La vraie force de BuyTryShare, c’est son adaptabilité. Que vous soyez une marque de shampooing, un assureur ou un e-commerçant, le principe reste le même : transformer vos clients satisfaits en ambassadeurs, visibles dans vos campagnes média. Cette preuve sociale est activable :

  • en amont, la sensibilisation : l’avis attire, pour capter l’attention,

  • pendant, la considération : il renforce la crédibilité, pour rassurer,

  • en aval, la conversion : il encourage à l’action, pour convertir.

Et cela, sans revoir entièrement votre plan média : BuyTryShare s’intègre en complément, comme un add-on à forte valeur ajoutée.
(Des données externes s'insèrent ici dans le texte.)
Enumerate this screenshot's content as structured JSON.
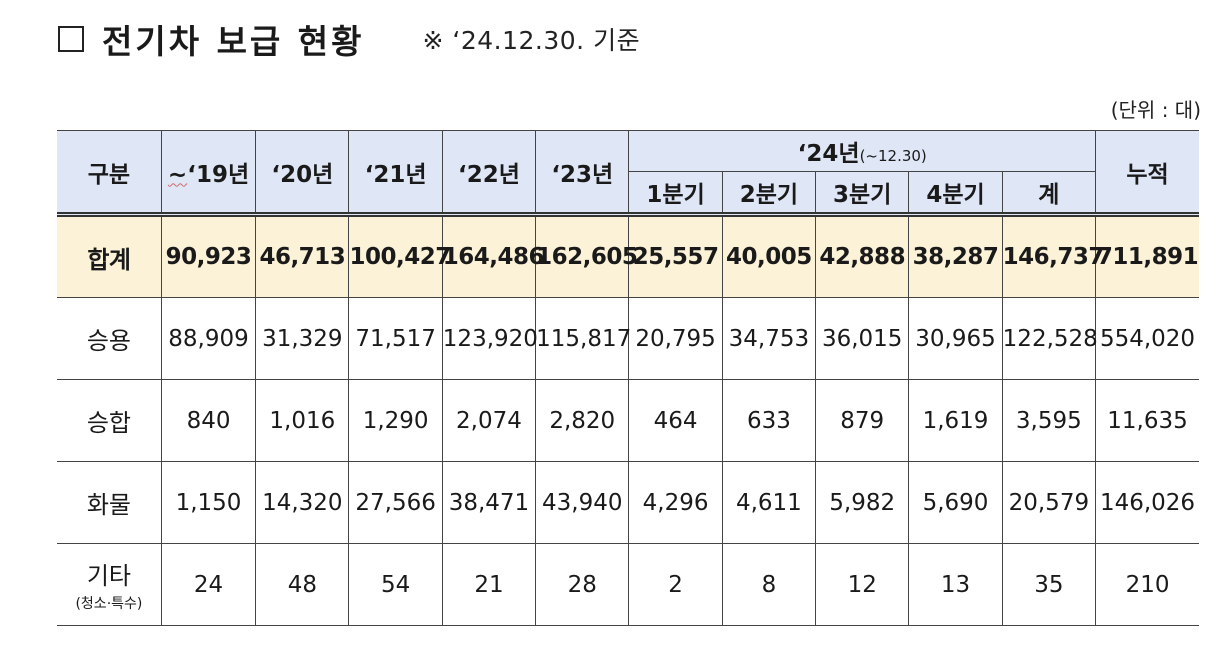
{
  "title": {
    "text": "전기차 보급 현황",
    "note": "※ ‘24.12.30. 기준"
  },
  "unit": "(단위 : 대)",
  "table": {
    "header": {
      "category": "구분",
      "y19_prefix": "~",
      "y19_rest": "‘19년",
      "y20": "‘20년",
      "y21": "‘21년",
      "y22": "‘22년",
      "y23": "‘23년",
      "y24_main": "‘24년",
      "y24_paren": "(~12.30)",
      "q1": "1분기",
      "q2": "2분기",
      "q3": "3분기",
      "q4": "4분기",
      "sum": "계",
      "cumulative": "누적"
    },
    "rows": [
      {
        "label": "합계",
        "values": [
          "90,923",
          "46,713",
          "100,427",
          "164,486",
          "162,605",
          "25,557",
          "40,005",
          "42,888",
          "38,287",
          "146,737",
          "711,891"
        ]
      },
      {
        "label": "승용",
        "values": [
          "88,909",
          "31,329",
          "71,517",
          "123,920",
          "115,817",
          "20,795",
          "34,753",
          "36,015",
          "30,965",
          "122,528",
          "554,020"
        ]
      },
      {
        "label": "승합",
        "values": [
          "840",
          "1,016",
          "1,290",
          "2,074",
          "2,820",
          "464",
          "633",
          "879",
          "1,619",
          "3,595",
          "11,635"
        ]
      },
      {
        "label": "화물",
        "values": [
          "1,150",
          "14,320",
          "27,566",
          "38,471",
          "43,940",
          "4,296",
          "4,611",
          "5,982",
          "5,690",
          "20,579",
          "146,026"
        ]
      },
      {
        "label": "기타",
        "sublabel": "(청소·특수)",
        "values": [
          "24",
          "48",
          "54",
          "21",
          "28",
          "2",
          "8",
          "12",
          "13",
          "35",
          "210"
        ]
      }
    ]
  }
}
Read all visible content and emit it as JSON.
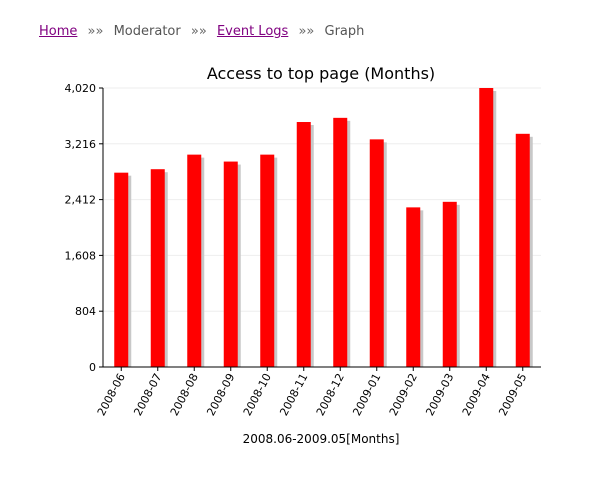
{
  "breadcrumb": {
    "items": [
      {
        "label": "Home",
        "link": true
      },
      {
        "label": "Moderator",
        "link": false
      },
      {
        "label": "Event Logs",
        "link": true
      },
      {
        "label": "Graph",
        "link": false
      }
    ],
    "separator": "»»"
  },
  "chart_data": {
    "type": "bar",
    "title": "Access to top page (Months)",
    "xlabel": "2008.06-2009.05[Months]",
    "ylabel": "",
    "categories": [
      "2008-06",
      "2008-07",
      "2008-08",
      "2008-09",
      "2008-10",
      "2008-11",
      "2008-12",
      "2009-01",
      "2009-02",
      "2009-03",
      "2009-04",
      "2009-05"
    ],
    "values": [
      2800,
      2850,
      3060,
      2960,
      3060,
      3530,
      3590,
      3280,
      2300,
      2380,
      4020,
      3360
    ],
    "yticks": [
      0,
      804,
      1608,
      2412,
      3216,
      4020
    ],
    "ytick_labels": [
      "0",
      "804",
      "1,608",
      "2,412",
      "3,216",
      "4,020"
    ],
    "ylim": [
      0,
      4020
    ],
    "grid": true,
    "bar_color": "#ff0000",
    "shadow_color": "#c8c8c8"
  }
}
Dans un marché frileux, pour faire mieux avec moins, la confiance devient un levier business

En période d’austérité ou de croissance molle, les investissements publicitaires doivent être plus intelligents. Pour toutes les marques qui veulent faire la différence dans un marché saturé et un climat de consommation frileux, c’est l’approche la plus sûre : publicité + recommandation = transformation. En 2025, la croissance ne viendra pas du volume, mais de l’intelligence dans l’investissement média. L’efficacité prime.

Le modèle BuyTryShare est une réponse concrète : un boost média pour générer plus d’impact, un relais de confiance pour plus de conversion, des performances tangibles réconciliant publicité et preuves sociales. Il ne s’agit plus seulement de diffuser un message, mais de créer une preuve partagée.